Sonuç olarak, bu konuda Bakanlık tarafından herhangi yazılı doküman henüz oluşturulmamış olup, Oda’mız konunun yakın takipçisi olacaktır. Konuyu bilgilerinize sunar, görüş ve önerilerinizi bekleriz.

Mühür söküldü

KARAYOLLARI Genel Müdürlüğü açıklama yapıyor; Arhavi Kaymakamlığı’nın mührü sökülüp çalışmaların sürdüğü belirtiliyor. Arhavi Sahillerini Koruma Platformu Ankara Sözcüsü Hasan Sıtkı Özkazanç, ‘Karayolları hukuk müşavirliği, kanun ve yönetmelik gereği tamamlanması gereken prosedürün tamamlanarak çalışmalara devam edilebileceği görüşünü ortaya atıyor. Ancak İdare Mahkemesi kararında belirtilen eksiklikler yerine getirilmeden mühür sökme işlemi hukuksuzluk değil midir? Takipsizlik kararı veren savcı bey, kendisini mahkeme yerine koymuş olmuyor mu?’ diyor.

Öğretmenlere unvan

BİLİNDİĞİ
gibi, öğretmenlere unvan verilmesi ile ilgili 5204 sayılı yasa 30.6.2004’te TBMM’de kabul edilmiş ve 8.7.2004’teki Resmi Gazete’de yayınlanarak yürürlüğe girmişti. Bu kanunun, tazminat ile ilgili 2. maddesi 1.1.2005 tarihinde yürürlüğe girecek; ancak unvan verilmesi ile ilgili 1. maddesi yürürlüğe girdi. Bu kanuna göre Milli Eğitim Bakanlığı’nın (bu kanunla ilgili) yönetmelik çıkarması gerekiyor. Ancak halen yönetmelik çıkmadı.
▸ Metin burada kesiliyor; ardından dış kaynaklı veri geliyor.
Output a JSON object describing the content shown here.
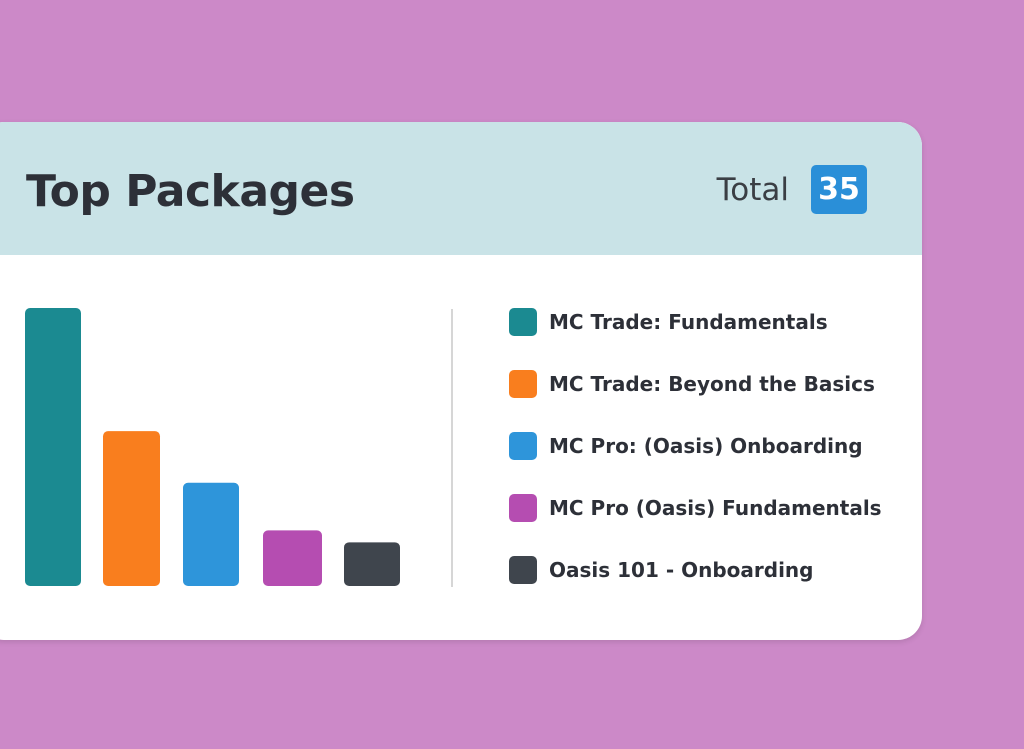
{
  "card": {
    "title": "Top Packages",
    "total_label": "Total",
    "total_value": "35"
  },
  "colors": {
    "background": "#CC89C8",
    "header_bg": "#C9E3E7",
    "badge": "#2A8FD8"
  },
  "chart_data": {
    "type": "bar",
    "categories": [
      "MC Trade: Fundamentals",
      "MC Trade: Beyond the Basics",
      "MC Pro: (Oasis) Onboarding",
      "MC Pro (Oasis) Fundamentals",
      "Oasis 101 - Onboarding"
    ],
    "values": [
      14,
      7.8,
      5.2,
      2.8,
      2.2
    ],
    "colors": [
      "#1B8A91",
      "#F97E1E",
      "#2E95DA",
      "#B54DB1",
      "#3F454D"
    ],
    "grid": false,
    "legend_position": "right"
  }
}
Özellikle, sınavsız unvan verilecek yüksek lisans ve doktora yapmış öğretmenlerle ilgili çalışmaların 1.1.2005 tarihine kadar bitmesi gerekiyor. Bunun yapılabilmesi için de yönetmeliğin bir an önce çıkması gerekiyor.

Mustafa ÖZDEMİR

Biliyor musunuz?

CHP İstanbul Milletvekili Algan Hacaloğlu ve 60 arkadaşının, Milli Eğitim Bakanı Hüseyin Çelik hakkında, ihaleye yolsuzluk karıştırdığı ve görevini kötüye kullandığı gerekçesiyle Meclis soruşturması açılması için önerge verdiğini...
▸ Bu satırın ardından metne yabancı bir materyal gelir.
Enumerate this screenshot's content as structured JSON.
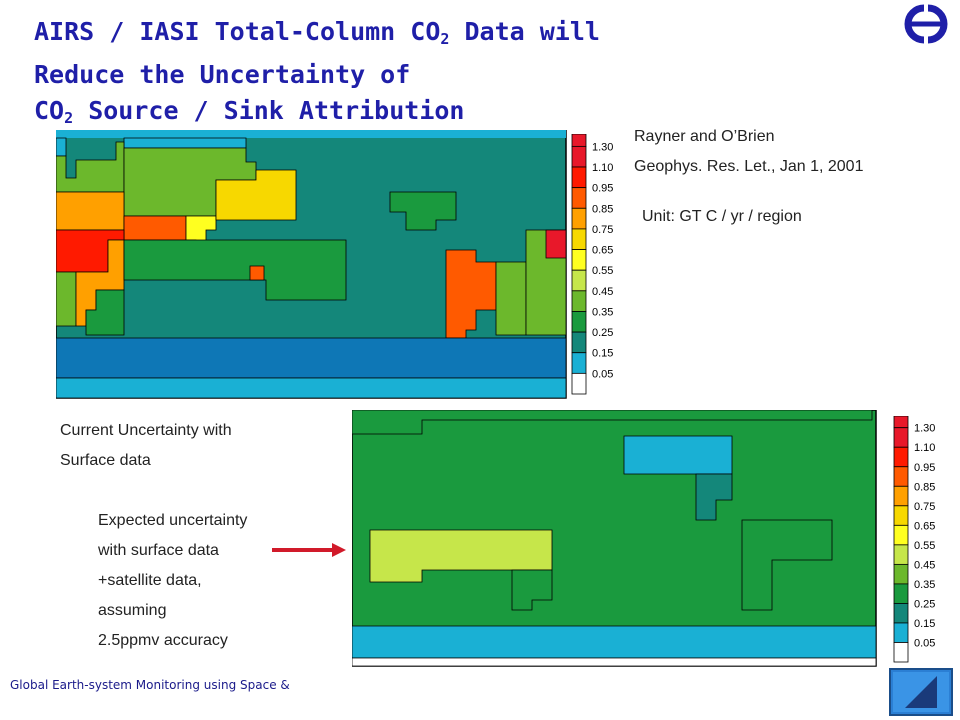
{
  "title": {
    "line1_pre": "AIRS / IASI Total-Column  CO",
    "line1_sub": "2",
    "line1_post": " Data will",
    "line2": "Reduce the Uncertainty  of",
    "line3_pre": "CO",
    "line3_sub": "2",
    "line3_post": "  Source / Sink  Attribution"
  },
  "logo": {
    "icon": "ecmwf-logo-icon",
    "color": "#1f1fa8"
  },
  "reference": {
    "authors": "Rayner and O’Brien",
    "journal": "Geophys. Res. Let., Jan 1, 2001",
    "unit": "Unit: GT C / yr / region"
  },
  "colorbar": {
    "labels": [
      "1.30",
      "1.10",
      "0.95",
      "0.85",
      "0.75",
      "0.65",
      "0.55",
      "0.45",
      "0.35",
      "0.25",
      "0.15",
      "0.05"
    ],
    "colors": [
      "#e8182a",
      "#ff1a00",
      "#ff5a00",
      "#ffa000",
      "#f7d800",
      "#ffff20",
      "#c6e64a",
      "#6cb82c",
      "#1a9a3e",
      "#14877a",
      "#1ab0d4",
      "#ffffff"
    ]
  },
  "map_top_caption": {
    "line1": "Current Uncertainty with",
    "line2": "Surface data"
  },
  "map_bottom_caption": {
    "line1": "Expected uncertainty",
    "line2": "with surface data",
    "line3": "+satellite data,",
    "line4": "assuming",
    "line5": "2.5ppmv accuracy"
  },
  "footer": {
    "text": "Global Earth-system Monitoring using Space &"
  },
  "nav": {
    "icon": "back-triangle-icon"
  }
}
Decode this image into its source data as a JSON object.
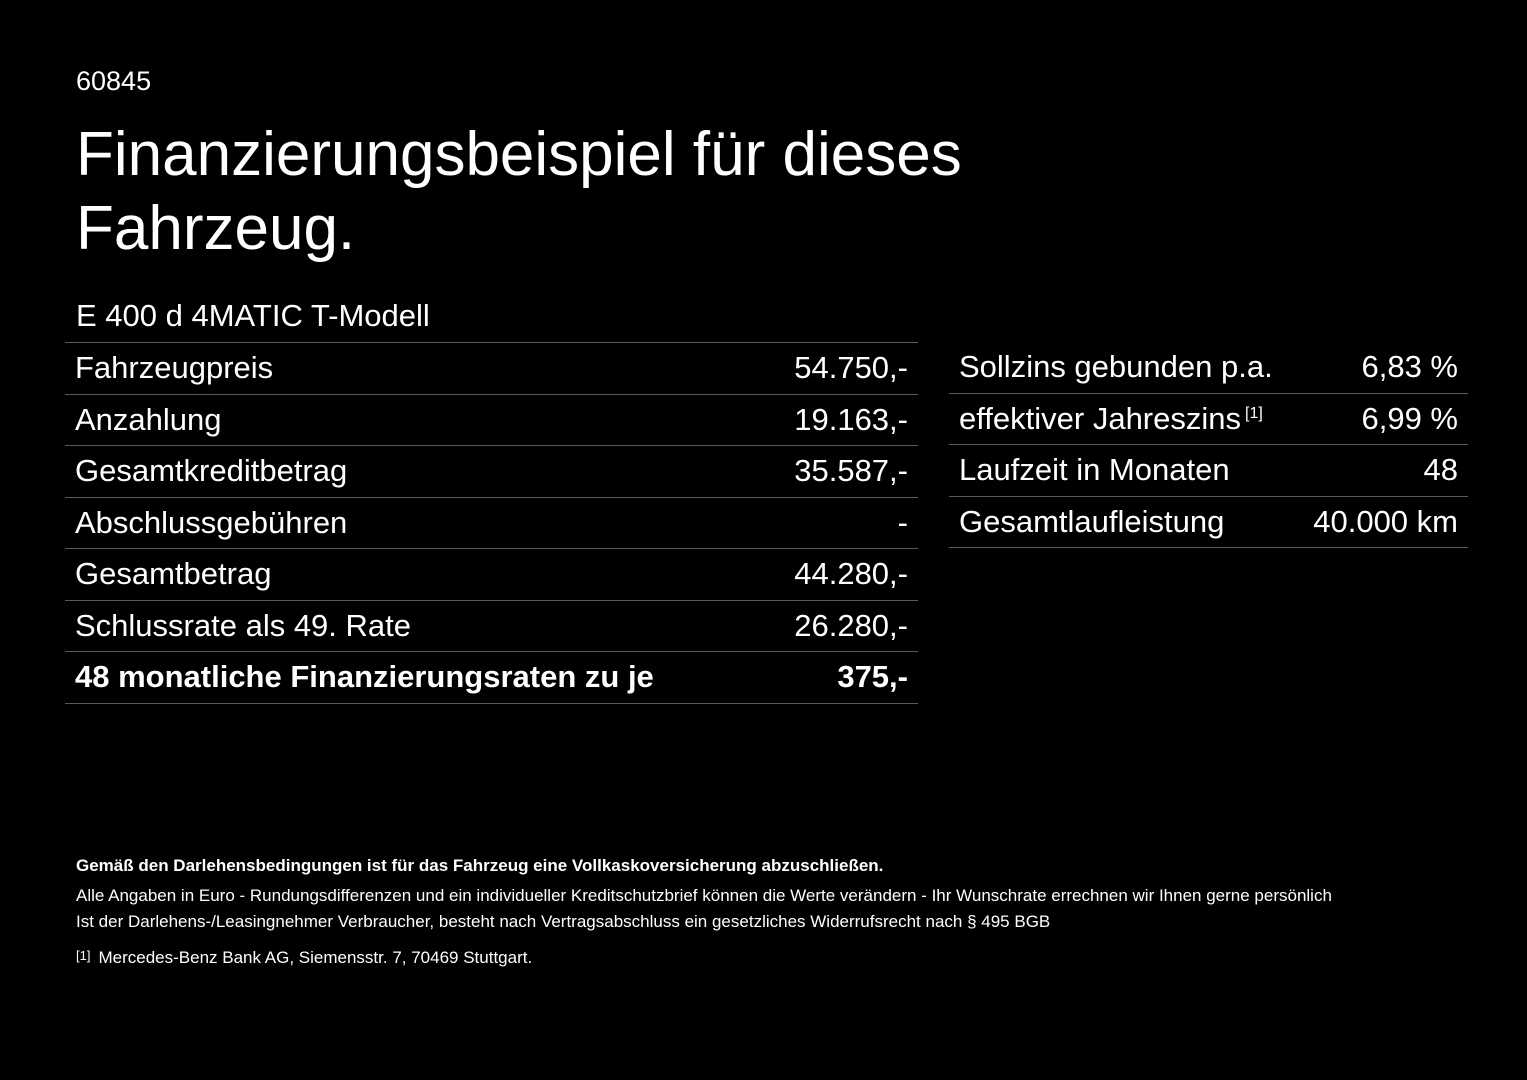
{
  "code": "60845",
  "title": "Finanzierungsbeispiel für dieses Fahrzeug.",
  "model": "E 400 d 4MATIC T-Modell",
  "left_rows": [
    {
      "label": "Fahrzeugpreis",
      "value": "54.750,-"
    },
    {
      "label": "Anzahlung",
      "value": "19.163,-"
    },
    {
      "label": "Gesamtkreditbetrag",
      "value": "35.587,-"
    },
    {
      "label": "Abschlussgebühren",
      "value": "-"
    },
    {
      "label": "Gesamtbetrag",
      "value": "44.280,-"
    },
    {
      "label": "Schlussrate als 49. Rate",
      "value": "26.280,-"
    },
    {
      "label": "48 monatliche Finanzierungsraten zu je",
      "value": "375,-"
    }
  ],
  "right_rows": [
    {
      "label": "Sollzins gebunden p.a.",
      "value": "6,83 %"
    },
    {
      "label": "effektiver Jahreszins",
      "sup": "[1]",
      "value": "6,99 %"
    },
    {
      "label": "Laufzeit in Monaten",
      "value": "48"
    },
    {
      "label": "Gesamtlaufleistung",
      "value": "40.000 km"
    }
  ],
  "notes": {
    "bold": "Gemäß den Darlehensbedingungen ist für das Fahrzeug eine Vollkaskoversicherung abzuschließen.",
    "line1": "Alle Angaben in Euro - Rundungsdifferenzen und ein individueller Kreditschutzbrief können die Werte verändern - Ihr Wunschrate errechnen wir Ihnen gerne persönlich",
    "line2": "Ist der Darlehens-/Leasingnehmer Verbraucher, besteht nach Vertragsabschluss ein gesetzliches Widerrufsrecht nach § 495 BGB",
    "footnote_marker": "[1]",
    "footnote": "Mercedes-Benz Bank AG, Siemensstr. 7, 70469 Stuttgart."
  }
}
DEVLET Tiyatroları Genel Müdürlüğü’nce bir süre önce 29 Kasım’da yapılacağı açıklanan kadro sınavının, resmi bir açıklama yapılmaksızın, bir sene sonraya ertelendiğini...
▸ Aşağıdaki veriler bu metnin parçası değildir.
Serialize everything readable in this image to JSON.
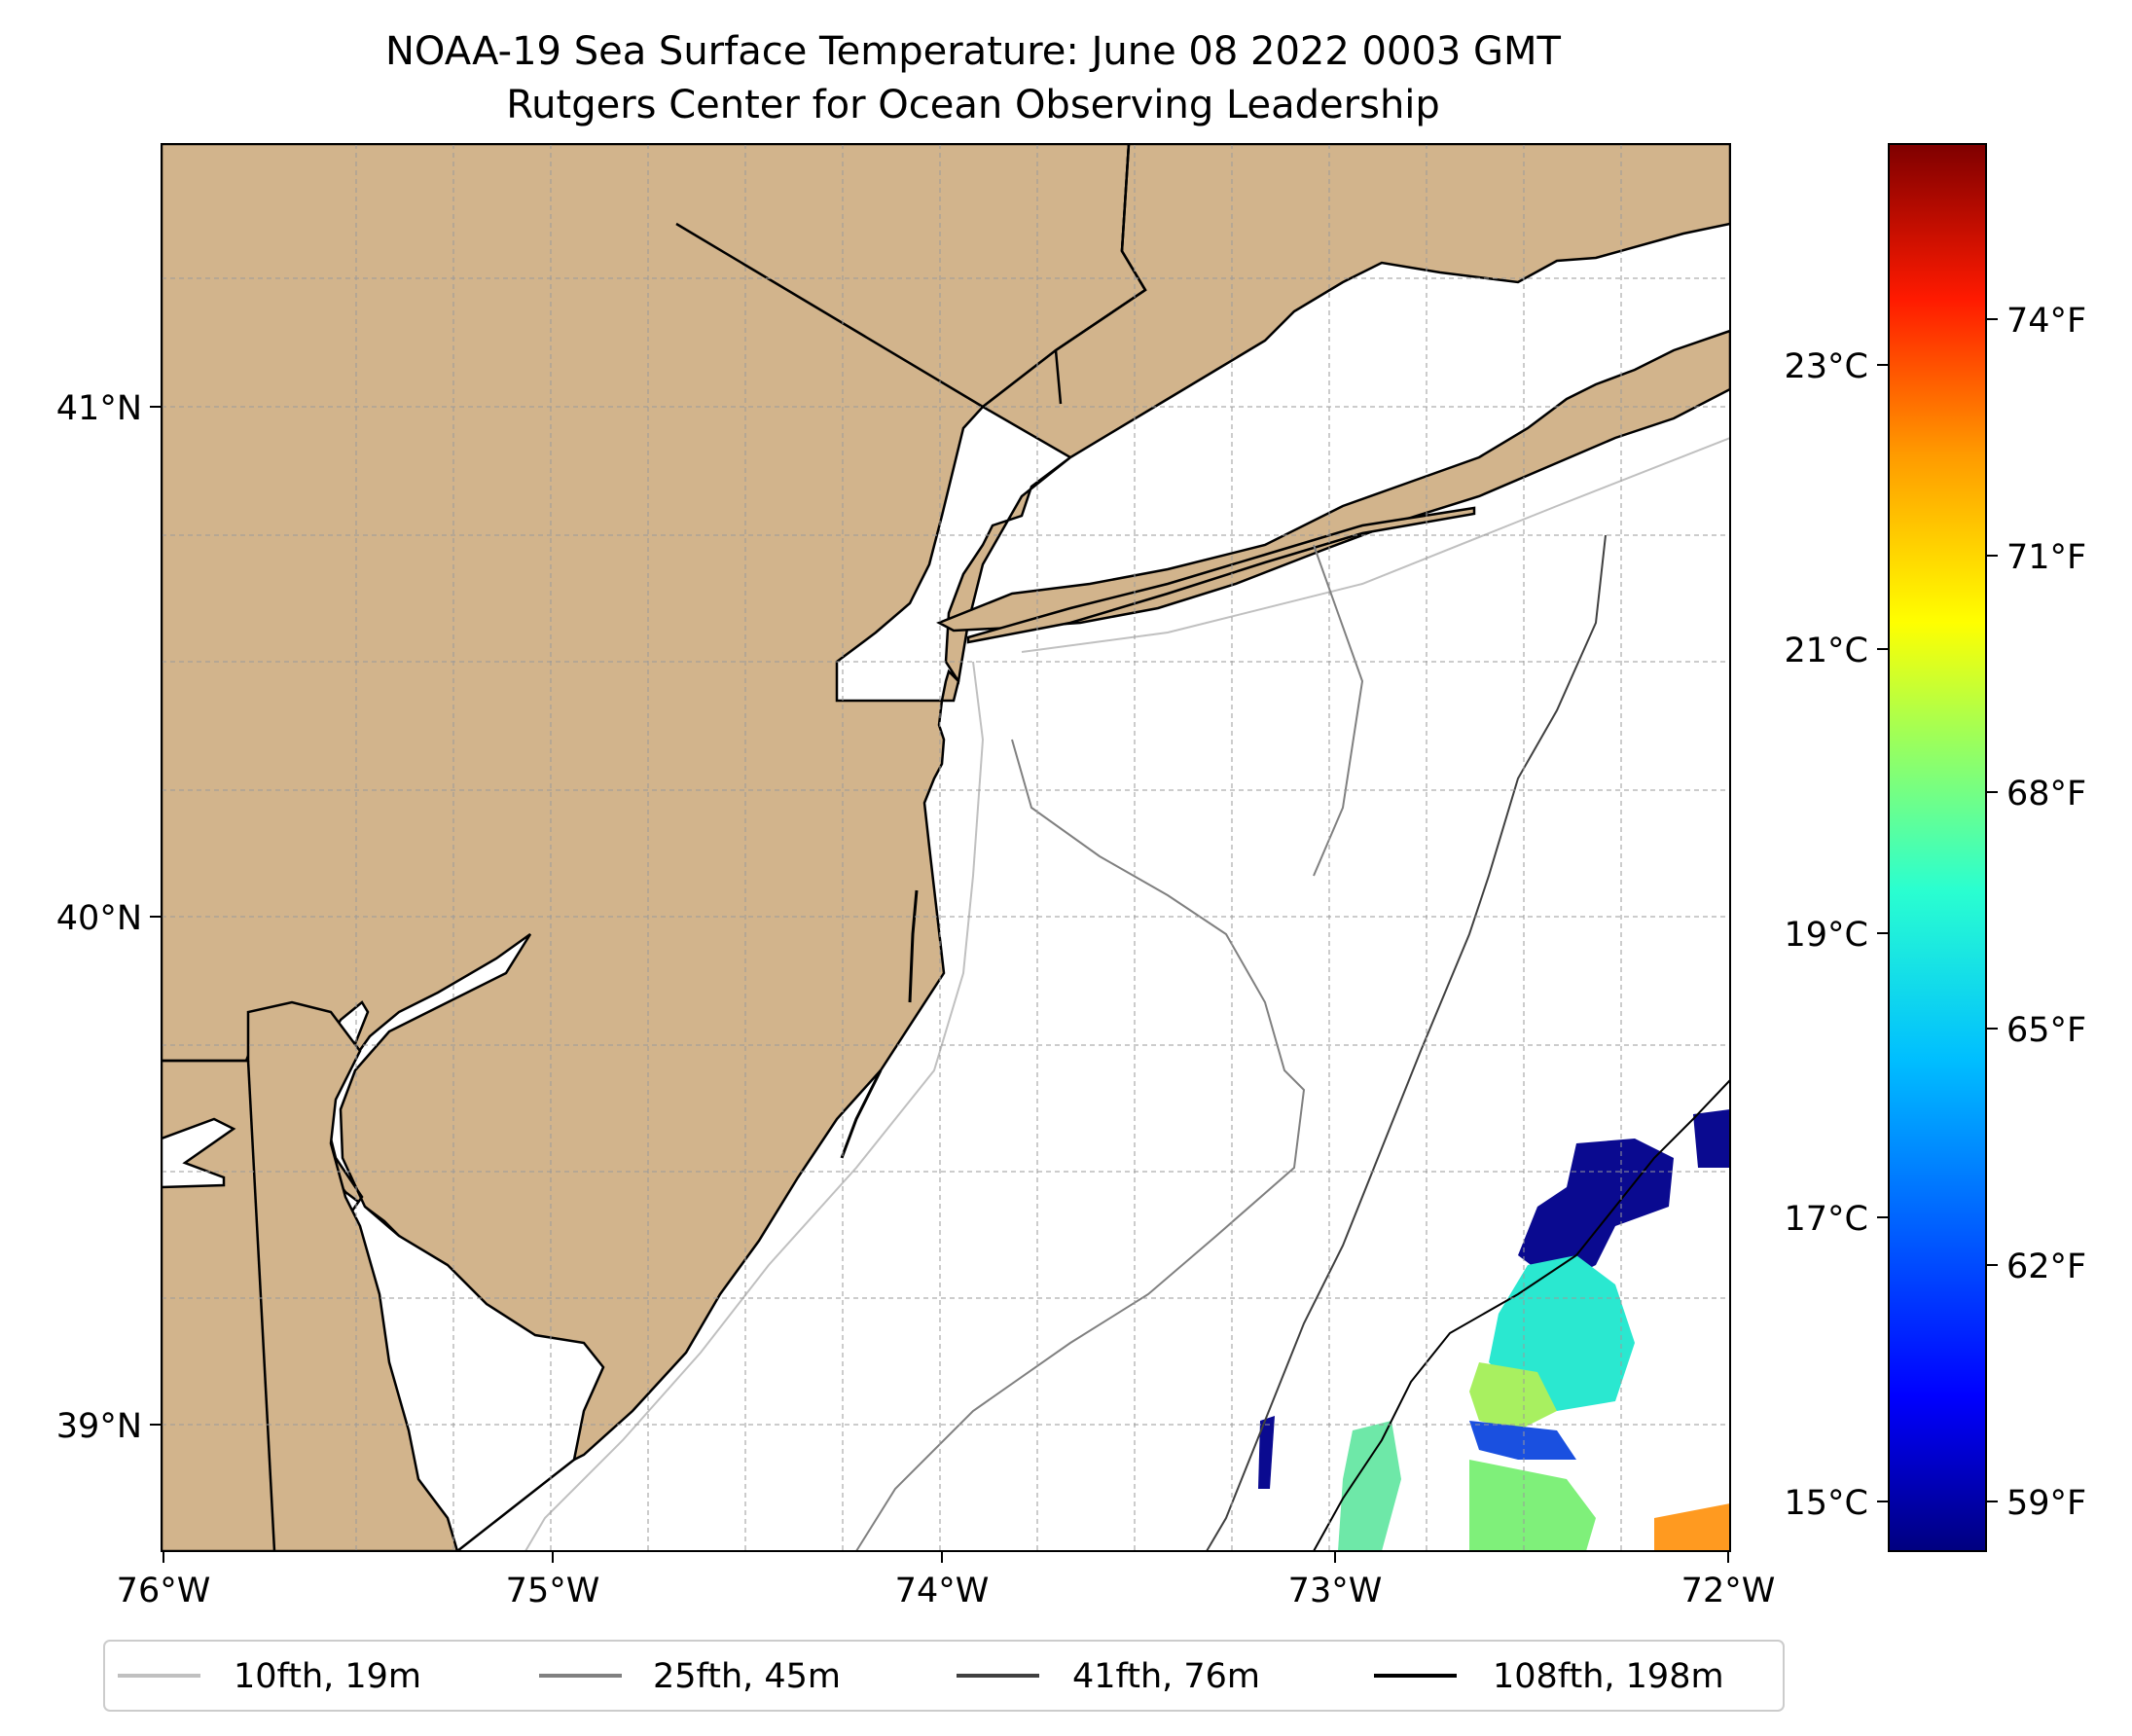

IĞDIR’da 8 derslikli Iğdır Lisesi ek bina inşaat ihalesinin en düşük teklifi veren firmaya değil, 970 milyar lira ile en yüksek teklifi veren, CHP Iğdır Milletvekili Yücel Artantaş’ın kardeşi ve oğluna ait ARTAY İnşaat’a verildiğini...

MESAJ PANOSU

ÜSKÜDAR
Ticaret Meslek Lisesi’nde okuyan bir grup öğrenciden: bahçemizin duvarları yaklaşık 3 m., ilaveten dikenli tellerle çevrili 1,5 m. demir parmaklıklar var. öğrenci miyiz mahkum muyuz? Üsküdar Ticaret Meslek Lisesi’nde okuyoruz demekten utanır olduk. BULUŞ Şenliği’ cumartesi 11.00-14.00’te İTÜ Taşkışla Kampusu’nda. ABD dışında ilk kez Türkiye’de yapılan şenlikte hem buluşçular, hem de hobiciler bir araya geliyor. www.bulus.ws

MARDİN Midyat’taki bütün okullarda ısınma problemi vardır. Bu sorunu yetkililerin bilmesine rağmen herhangi bir önlem alınmamaktadır. Ağır kışa rağmen hiçbir okulda sobalar ve kaloriferler yanmamaktadır. Bu konuda biz eğitimcilere yardımcı olursanız seviniriz. Çünkü bizler de ders yapmakta zorluk çekiyoruz.